Miller-Meeks connects policy choices under the ACA to real, everyday pain at the doctor’s office and at the pharmacy. “They removed choice by patients by limiting and prohibiting association health plans, so small businesses were disadvantaged,” she said, pointing to rules that kept groups from banding together to get better rates. From a Republican perspective, restoring those options is about competition and giving families control over the coverage they buy.

She also highlights how benefit mandates narrowed options for younger, healthier people who only want catastrophic protection. “They had mandates for how the rating for insurance companies can go — they had mandated essential benefits, so people that are young and healthy and may not want a lot of healthcare, they just want it for catastrophic, couldn’t get just catastrophic coverage, so there was no choice in what benefits you had.” That lack of choice, she argues, forces unnecessary spending into premiums instead of letting people buy coverage that fits their needs.

The result, Miller-Meeks says, is insurance people pay for but cannot practically use because of high deductibles and restricted options. She captured the problem bluntly: “You can have insurance, but not care.” When premiums climb but out-of-pocket rules remain punishing, coverage becomes a financial weight, not protection, especially for middle-class families trying to plan ahead.

She points to payment incentives that pushed services out of doctor offices and into hospitals, where costs are higher. “simple things such as prohibiting doctors from doing things in their office, but paying a hospital more, which led to the development of hospital outpatient clinics.” That dynamic was compounded when policy effectively rewarded hospitals to absorb routine procedures. “Well, they paid the hospitals more to do it, so you weren’t having [a simple procedure] done at a doctor’s office…it was done at the hospital. So there are many things within the unaffordable care act that drove up healthcare costs,” she explained.

The Lower Health Care Premiums for All Americans Act that Miller-Meeks is championing aims to reverse several of those incentives and expand choice. It would codify association health plans, letting small businesses and self-employed people join together for bargaining power, and it would add new transparency rules for the middlemen in drug pricing. From a GOP standpoint, these moves are meant to pry open markets and force real price competition.

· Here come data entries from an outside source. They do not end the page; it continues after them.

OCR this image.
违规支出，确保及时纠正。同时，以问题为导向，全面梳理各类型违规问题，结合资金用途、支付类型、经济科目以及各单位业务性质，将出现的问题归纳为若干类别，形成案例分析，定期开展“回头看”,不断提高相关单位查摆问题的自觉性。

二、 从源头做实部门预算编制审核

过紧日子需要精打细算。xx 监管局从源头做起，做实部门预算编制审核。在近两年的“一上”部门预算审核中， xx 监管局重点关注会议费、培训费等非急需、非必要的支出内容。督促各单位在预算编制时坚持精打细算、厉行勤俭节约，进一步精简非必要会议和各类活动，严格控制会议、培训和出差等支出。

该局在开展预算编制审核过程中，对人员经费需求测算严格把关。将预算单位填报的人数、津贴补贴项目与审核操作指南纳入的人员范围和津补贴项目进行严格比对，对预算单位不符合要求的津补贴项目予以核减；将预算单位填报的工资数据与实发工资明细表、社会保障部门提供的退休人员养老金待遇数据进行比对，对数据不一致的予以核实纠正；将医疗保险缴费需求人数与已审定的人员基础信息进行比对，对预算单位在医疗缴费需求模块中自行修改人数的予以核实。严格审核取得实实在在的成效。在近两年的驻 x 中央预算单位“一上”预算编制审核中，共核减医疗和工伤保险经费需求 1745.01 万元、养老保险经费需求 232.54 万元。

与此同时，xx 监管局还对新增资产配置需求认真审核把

One notable component is funding for cost-sharing reductions beginning in 2027 to lower out-of-pocket expenses in the individual market. House Republican leadership aides say the package would bring down the cost of premiums by 12%, and party leaders frame that as a cleaner, market-friendly alternative to extended enhanced subsidies. The bill also targets pharmacy benefit managers with new transparency requirements, demanding a clearer accounting of what PBMs charge employers and how savings are passed along.

Miller-Meeks speaks in clear political terms about the motivation behind the bill and who it’s meant to help. “What’s important about this bill is that Republicans want to reduce healthcare costs for everyone, for all people, not just a select few. And we certainly don’t want to continue the corporate gravy train of subsidies to insurance companies, which then have no incentive to lower premiums,” she said, calling out what she sees as perverse incentives that keep costs high. She insists the bill is practical and measurable, claiming its combined measures “will reduce premiums by 11%.”

Beyond the math, Miller-Meeks emphasizes patient choice and flexibility as the core virtues of the proposal. “So it gives patients more choice, it allows more flexibility in what kind of insurance coverage they have, but most importantly, it’s the first bill to actually bring down premiums,” she said, framing the legislation as a Republican answer to the problems created by the current system. The vote is expected to be a clear moment for GOP messaging on healthcare reform and cost relief for families.